In Gorizia, he gave drawing lessons to the daughter of the owners of the house on Via Petrarca, in the large first-floor apartment, while in the internal courtyard, a warehouse on the ground floor served as his studio. It was there that he must have begun carving the headstone for the tomb of a wealthy Jew from Trieste, a certain Bruno Baar. It was left unfinished when, at the end of 1941, he had to flee to Milan, likely for fear of being discovered and suffering a tragic end, given the resurgence of Slovenian resistance in the city, which had intensified after the occupation of Yugoslavia.

With the end of the war, Carlo de Medici’s spy career ended. He eventually settled in Como, where he maintained correspondence with several local friends, including Edgardo Loy, a childhood friend from Trieste. In some letters to his friend between 1944 and 1949, he makes no mention of his past activities, but offers many insights into his state of mind and his remaining literary ambitions.

He never returned to the places where he had worked, given the changed international and local situation, with Gorizia cut in two by the border with Yugoslavia and Trieste under Allied government, but he joined, from a distance, the reconstituted National League, dissolved during the Fascist period and “reborn” in the post-war period.

In his letters to his friend Loy, in addition to lamenting the precarious economic situation he found himself in, he bitterly denounced the division of lands that he considered inalienably Italian.

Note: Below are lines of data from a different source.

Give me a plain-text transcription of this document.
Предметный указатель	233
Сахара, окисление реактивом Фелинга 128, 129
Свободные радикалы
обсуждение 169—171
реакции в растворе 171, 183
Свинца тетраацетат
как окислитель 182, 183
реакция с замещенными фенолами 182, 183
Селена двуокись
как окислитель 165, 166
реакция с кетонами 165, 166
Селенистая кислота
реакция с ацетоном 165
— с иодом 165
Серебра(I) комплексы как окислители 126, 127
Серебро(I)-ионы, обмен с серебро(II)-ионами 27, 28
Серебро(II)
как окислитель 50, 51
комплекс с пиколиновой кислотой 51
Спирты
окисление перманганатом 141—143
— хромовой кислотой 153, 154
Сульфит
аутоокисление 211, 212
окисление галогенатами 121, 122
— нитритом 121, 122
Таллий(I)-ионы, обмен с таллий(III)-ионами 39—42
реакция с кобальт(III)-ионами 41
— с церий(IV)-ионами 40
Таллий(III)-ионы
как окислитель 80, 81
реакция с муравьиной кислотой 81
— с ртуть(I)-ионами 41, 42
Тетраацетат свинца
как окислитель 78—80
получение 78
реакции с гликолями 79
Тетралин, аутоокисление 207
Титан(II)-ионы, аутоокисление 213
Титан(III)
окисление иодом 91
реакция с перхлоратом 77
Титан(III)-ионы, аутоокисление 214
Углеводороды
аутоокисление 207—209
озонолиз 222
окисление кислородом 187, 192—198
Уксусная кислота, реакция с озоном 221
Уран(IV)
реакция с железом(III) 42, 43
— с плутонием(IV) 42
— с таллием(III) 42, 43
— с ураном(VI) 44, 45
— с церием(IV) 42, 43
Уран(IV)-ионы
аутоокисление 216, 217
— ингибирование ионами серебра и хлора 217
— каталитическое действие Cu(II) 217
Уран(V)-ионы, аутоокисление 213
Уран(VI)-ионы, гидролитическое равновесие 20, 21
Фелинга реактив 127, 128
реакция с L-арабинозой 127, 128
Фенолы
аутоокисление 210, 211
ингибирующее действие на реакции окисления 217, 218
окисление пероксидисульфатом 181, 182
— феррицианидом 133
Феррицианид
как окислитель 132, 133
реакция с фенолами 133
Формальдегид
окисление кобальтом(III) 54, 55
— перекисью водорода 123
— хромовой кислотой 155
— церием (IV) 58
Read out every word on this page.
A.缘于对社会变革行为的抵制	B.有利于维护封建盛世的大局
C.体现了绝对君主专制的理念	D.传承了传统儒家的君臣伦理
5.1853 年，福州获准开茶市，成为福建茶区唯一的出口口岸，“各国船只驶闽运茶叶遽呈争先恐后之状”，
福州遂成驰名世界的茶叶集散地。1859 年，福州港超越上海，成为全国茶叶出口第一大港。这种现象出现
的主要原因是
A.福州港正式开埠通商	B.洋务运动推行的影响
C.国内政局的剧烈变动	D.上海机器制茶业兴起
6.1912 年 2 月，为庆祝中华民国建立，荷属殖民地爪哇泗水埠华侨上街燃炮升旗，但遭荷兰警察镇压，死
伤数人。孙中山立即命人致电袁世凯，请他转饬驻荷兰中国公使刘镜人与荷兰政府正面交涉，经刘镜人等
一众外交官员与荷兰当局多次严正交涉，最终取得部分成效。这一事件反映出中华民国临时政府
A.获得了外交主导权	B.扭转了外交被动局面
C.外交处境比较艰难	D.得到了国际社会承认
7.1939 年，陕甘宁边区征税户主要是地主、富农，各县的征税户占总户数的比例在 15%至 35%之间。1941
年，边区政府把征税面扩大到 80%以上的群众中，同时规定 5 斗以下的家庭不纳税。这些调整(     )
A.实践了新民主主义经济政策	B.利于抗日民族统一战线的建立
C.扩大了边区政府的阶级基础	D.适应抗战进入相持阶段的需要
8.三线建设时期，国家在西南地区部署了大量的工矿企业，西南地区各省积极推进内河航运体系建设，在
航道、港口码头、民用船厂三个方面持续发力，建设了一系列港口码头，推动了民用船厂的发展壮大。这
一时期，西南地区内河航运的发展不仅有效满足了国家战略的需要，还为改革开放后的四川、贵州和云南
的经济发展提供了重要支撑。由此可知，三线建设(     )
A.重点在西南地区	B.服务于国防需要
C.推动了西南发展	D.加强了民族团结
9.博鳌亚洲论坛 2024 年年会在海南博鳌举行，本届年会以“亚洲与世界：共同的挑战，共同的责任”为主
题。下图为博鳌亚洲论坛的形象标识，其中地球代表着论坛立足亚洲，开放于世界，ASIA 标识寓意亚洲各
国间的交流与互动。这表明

He lashed out violently against the “Slavic occupiers” of May-June 1945, accusing them of seeking to permanently seize Trieste and Istria. His greatest hatred, however, was directed at those in Italy who seemed to justify international treaties and accused those who, on the contrary, wanted Italy’s return of base nationalism. He expressed strong disdain against a certain Italian public opinion, which seemed to ignore local nationalist demands, given that the war had been lost and a price had to be paid. He lamented the fact that, historically, Julian irredentism, of which he felt a part, was never considered during the Fascist years, in favor of Italian immigration that stripped local resources. These are the theories of Trieste’s autonomism, seasoned with a repressed and unheard love of country. Alone against all, local nationalists are expected to react en masse. He even dreams of returning with cannon and machine gun fire to Istria and all the places now entrusted to Marshal Tito’s Yugoslavia. Finally, he calls himself a “non-fascist,” never having been one, and having acted only on behalf of his lands, that Italian Venezia Giulia in which alone he identifies. Astonishing. How duplicitous on the part of the spy writer, the modern epicurean aesthete, as he calls himself in one of his writings. Now defeated by history, haunted by demons far more present than those he himself had captured on paper, the man had no choice but to resume his old plans, dream of reprinting his writings, the impossible complete works meticulously outlined in his last letter to his friend, along with the project of a four-thousand-page literary encyclopedia of Friulian places and landscapes that he would never complete. He died a few years later, in 1956, and was buried in the Como cemetery.



La lingua originale di questo articolo è l'Italiano.